New FileFix Attack: Hiding Malware in Plain Sight
Acronis researchers have reported a fresh campaign that employs a modified FileFix technique to deliver the StealC data stealer. The attackers staged a convincing, multilingual phishing operation that forges pages for various services — for example, a counterfeit “Facebook Security” portal. On the fake page the user is shown a warning of “suspicious activity” on their account and is guided through a series of steps purportedly intended to “resolve the issue.”
FileFix differs from the previously described ClickFix method in that it does not require the victim to open the Run dialog and paste a command to pass a sham CAPTCHA. Instead, the attackers exploit the browser’s standard file-upload functionality and prompt the user to copy the “path to the document” into Explorer’s address bar.
In reality, the “Copy” button places a pre-crafted command — complete with trailing spaces — into the clipboard. When pasted into Explorer the visible content appears to be a harmless file path, while a hidden PowerShell call remains appended. An auxiliary “Open File Explorer” button opens the target window immediately, lending the sequence a natural, legitimate appearance.
The script executed by the victim first downloads an image from Bitbucket that conceals the next-stage payload, decodes it, and launches a Go-based loader. That loader unpacks shellcode and transfers control to StealC. This design allows the payload to be embedded within an image, splits the attack logic into discrete stages, and minimizes suspicious artifacts on disk.

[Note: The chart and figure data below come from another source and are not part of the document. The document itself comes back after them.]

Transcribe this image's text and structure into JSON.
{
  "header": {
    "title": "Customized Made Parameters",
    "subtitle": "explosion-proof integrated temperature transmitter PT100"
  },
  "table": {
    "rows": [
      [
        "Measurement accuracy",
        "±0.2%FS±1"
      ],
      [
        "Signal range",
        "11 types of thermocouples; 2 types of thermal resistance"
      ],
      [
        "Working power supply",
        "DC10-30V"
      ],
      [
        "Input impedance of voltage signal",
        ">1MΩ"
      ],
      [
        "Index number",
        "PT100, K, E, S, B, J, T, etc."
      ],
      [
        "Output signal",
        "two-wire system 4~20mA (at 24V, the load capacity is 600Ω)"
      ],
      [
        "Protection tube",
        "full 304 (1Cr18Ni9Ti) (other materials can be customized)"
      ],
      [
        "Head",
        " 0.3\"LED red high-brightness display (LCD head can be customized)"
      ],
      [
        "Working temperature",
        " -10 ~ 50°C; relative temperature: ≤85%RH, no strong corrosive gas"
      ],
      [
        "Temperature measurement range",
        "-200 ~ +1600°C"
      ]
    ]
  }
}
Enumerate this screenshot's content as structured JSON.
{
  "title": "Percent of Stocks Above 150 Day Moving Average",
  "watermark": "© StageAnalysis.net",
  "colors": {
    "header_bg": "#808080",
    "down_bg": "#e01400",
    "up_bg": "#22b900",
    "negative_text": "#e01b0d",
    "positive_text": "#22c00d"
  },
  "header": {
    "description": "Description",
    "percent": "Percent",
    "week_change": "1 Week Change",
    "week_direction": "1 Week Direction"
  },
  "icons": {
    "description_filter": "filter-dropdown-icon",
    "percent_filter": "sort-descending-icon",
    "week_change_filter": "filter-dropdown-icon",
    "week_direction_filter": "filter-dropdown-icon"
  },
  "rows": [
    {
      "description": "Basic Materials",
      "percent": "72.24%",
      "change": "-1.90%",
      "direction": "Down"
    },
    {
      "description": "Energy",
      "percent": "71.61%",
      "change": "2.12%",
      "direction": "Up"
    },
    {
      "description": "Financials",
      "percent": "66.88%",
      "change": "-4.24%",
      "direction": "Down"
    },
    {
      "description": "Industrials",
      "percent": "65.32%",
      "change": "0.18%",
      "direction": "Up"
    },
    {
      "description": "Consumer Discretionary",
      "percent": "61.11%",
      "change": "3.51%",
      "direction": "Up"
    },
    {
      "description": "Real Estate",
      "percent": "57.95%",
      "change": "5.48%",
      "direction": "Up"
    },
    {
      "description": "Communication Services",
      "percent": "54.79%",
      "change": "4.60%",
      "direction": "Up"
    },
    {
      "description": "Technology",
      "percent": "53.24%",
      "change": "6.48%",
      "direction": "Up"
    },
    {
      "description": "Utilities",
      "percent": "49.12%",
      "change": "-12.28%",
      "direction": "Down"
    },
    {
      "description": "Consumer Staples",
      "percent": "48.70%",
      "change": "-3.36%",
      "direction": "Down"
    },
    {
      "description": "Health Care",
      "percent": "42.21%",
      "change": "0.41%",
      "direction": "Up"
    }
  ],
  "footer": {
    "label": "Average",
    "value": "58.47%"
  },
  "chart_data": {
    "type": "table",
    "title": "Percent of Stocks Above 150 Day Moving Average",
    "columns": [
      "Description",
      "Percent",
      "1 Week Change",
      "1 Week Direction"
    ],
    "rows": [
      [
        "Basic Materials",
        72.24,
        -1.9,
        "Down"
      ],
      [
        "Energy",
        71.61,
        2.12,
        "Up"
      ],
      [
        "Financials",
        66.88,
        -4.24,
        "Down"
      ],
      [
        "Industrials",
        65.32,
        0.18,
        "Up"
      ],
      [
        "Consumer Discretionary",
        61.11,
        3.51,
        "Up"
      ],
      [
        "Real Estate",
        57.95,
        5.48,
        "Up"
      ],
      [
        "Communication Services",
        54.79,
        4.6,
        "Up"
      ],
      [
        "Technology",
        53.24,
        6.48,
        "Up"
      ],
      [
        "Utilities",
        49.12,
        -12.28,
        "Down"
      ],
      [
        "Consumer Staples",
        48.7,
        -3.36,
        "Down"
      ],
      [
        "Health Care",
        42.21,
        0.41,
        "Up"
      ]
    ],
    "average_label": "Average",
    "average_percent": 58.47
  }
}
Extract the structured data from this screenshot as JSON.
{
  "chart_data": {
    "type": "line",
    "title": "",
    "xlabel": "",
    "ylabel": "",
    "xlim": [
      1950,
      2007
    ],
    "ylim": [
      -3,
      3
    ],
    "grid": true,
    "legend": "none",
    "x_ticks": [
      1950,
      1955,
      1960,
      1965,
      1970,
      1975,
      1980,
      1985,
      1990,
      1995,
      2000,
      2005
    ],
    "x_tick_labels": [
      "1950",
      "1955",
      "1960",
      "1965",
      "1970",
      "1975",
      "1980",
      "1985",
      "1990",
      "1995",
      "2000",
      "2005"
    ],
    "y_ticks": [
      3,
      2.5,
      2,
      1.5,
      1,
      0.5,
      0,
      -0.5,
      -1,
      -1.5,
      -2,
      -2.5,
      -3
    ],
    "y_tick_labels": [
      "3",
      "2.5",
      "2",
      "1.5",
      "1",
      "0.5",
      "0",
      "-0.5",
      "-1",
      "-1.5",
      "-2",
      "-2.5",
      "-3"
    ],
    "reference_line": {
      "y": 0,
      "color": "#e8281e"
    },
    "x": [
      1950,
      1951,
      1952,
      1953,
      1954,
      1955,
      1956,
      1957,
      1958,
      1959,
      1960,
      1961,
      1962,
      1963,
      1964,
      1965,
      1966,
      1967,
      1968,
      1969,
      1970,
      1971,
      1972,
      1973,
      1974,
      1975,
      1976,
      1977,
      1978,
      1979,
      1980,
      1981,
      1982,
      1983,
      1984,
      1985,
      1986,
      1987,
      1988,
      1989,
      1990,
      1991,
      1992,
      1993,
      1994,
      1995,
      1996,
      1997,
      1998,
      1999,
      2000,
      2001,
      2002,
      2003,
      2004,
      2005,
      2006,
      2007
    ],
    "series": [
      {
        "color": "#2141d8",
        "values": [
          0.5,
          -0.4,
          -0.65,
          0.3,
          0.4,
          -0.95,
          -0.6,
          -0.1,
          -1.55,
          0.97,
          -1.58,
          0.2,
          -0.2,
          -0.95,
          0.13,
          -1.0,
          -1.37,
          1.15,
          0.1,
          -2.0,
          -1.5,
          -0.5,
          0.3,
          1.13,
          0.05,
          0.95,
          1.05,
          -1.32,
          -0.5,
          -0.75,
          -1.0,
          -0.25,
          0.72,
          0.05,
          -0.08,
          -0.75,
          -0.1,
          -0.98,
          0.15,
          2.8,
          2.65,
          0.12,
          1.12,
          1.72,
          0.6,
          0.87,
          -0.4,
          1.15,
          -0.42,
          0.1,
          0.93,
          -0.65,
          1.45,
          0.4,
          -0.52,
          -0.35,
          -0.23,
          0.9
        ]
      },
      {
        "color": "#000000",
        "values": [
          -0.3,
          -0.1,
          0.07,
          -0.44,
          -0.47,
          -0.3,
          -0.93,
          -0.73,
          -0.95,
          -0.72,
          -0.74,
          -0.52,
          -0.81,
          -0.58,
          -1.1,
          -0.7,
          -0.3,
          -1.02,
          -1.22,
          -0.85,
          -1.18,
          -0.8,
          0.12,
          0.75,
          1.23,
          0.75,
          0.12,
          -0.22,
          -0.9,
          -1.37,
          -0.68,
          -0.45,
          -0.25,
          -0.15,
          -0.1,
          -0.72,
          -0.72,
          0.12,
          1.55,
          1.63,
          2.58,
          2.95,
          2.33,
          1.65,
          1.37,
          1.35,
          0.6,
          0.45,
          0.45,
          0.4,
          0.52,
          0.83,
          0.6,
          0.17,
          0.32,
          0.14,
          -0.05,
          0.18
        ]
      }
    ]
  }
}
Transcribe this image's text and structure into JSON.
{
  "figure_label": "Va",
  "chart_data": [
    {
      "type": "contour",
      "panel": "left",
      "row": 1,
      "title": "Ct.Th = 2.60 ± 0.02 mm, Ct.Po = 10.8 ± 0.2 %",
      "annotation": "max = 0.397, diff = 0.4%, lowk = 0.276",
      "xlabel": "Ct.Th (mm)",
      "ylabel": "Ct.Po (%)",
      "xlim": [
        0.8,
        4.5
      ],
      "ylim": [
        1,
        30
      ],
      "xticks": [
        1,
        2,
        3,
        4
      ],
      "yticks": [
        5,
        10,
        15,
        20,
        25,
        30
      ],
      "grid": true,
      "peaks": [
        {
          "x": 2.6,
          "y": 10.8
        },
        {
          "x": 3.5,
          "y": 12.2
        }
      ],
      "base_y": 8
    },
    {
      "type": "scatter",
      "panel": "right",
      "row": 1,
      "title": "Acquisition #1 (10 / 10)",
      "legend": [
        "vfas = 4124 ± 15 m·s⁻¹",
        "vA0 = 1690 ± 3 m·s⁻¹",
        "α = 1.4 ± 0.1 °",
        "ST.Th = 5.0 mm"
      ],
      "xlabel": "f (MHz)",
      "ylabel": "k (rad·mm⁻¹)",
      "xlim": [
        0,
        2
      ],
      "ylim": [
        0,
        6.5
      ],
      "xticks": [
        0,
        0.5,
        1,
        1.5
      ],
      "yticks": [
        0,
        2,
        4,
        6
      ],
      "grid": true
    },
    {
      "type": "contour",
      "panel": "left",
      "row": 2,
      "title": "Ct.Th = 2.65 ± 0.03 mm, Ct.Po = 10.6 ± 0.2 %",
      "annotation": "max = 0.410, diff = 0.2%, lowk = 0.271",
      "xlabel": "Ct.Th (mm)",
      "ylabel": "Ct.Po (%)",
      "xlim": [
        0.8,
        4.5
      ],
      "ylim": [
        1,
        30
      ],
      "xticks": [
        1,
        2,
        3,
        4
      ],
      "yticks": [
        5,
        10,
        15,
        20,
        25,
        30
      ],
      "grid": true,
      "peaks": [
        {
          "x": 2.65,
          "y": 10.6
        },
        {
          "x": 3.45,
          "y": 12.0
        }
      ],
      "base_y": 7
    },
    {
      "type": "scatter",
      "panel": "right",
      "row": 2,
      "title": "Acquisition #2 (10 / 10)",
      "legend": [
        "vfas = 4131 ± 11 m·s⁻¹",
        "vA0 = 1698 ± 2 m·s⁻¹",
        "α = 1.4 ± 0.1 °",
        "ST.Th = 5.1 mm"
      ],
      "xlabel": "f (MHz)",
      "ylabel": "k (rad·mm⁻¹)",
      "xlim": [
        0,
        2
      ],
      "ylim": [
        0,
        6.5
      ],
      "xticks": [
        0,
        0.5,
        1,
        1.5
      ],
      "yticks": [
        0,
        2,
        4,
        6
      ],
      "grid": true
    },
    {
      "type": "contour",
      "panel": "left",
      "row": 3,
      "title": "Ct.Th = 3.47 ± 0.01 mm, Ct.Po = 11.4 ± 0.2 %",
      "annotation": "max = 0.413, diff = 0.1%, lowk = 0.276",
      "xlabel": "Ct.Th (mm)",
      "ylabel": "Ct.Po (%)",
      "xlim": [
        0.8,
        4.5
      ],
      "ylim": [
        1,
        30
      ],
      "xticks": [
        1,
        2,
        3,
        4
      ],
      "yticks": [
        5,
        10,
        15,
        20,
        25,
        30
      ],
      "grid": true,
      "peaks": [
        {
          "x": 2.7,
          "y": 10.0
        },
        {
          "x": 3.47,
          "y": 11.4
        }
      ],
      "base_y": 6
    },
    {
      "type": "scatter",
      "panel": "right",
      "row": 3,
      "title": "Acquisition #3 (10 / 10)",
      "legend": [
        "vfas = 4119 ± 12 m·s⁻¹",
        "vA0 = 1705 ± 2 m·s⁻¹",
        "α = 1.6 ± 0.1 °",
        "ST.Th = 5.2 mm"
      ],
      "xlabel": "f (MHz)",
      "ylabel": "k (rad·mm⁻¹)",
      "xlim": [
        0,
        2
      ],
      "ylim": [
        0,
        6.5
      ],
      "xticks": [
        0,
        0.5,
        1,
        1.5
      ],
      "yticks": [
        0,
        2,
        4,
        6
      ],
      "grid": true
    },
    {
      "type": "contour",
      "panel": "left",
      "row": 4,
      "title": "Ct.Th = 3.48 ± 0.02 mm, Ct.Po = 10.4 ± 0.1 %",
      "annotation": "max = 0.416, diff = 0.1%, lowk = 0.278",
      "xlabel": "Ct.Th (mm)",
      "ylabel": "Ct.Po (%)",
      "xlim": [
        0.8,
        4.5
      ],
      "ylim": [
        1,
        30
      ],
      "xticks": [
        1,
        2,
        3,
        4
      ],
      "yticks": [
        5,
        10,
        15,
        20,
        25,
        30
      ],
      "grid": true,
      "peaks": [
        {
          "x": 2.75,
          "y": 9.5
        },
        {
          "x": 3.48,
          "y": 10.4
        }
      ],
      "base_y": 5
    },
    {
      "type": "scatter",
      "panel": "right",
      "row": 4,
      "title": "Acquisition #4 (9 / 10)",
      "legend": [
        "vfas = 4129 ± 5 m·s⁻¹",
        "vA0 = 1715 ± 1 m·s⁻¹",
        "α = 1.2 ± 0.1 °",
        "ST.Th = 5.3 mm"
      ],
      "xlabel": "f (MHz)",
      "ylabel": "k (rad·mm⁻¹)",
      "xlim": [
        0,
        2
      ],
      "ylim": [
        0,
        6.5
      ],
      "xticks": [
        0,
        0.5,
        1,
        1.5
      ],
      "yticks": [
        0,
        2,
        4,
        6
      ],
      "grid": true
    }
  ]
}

The tactic has a practical advantage over ClickFix: it relies on universally available browser file-handling features that are difficult to restrict by policy without impairing legitimate processes. Defenders, however, can counterargue that a system command initiated by a web process is more conspicuous in telemetry than a launch via explorer.exe through the Run dialog, increasing the chance that EDR systems will detect the incident.
Concurrently, security firm Doppel described similar activity involving fake support portals, phony “Cloudflare CAPTCHA” error pages, and clipboard hijacking akin to ClickFix. Victims are coerced into executing PowerShell that retrieves and runs an AutoHotkey script. That script harvests system information and delivers additional remote-access tools such as AnyDesk and TeamViewer, along with infostealers and clipboard stealers. Variants have also been observed that invoke mshta from a domain masquerading as Google — wl.google-587262[.]com — to fetch and execute remote code.
Acronis emphasizes that the attackers invested heavily in their infrastructure and packaging — from multilingual content and plausible pretexts to segmented delivery and payload hiding within images. The result is an attack chain that appears routine at every step, until, in the background, the infostealer activates.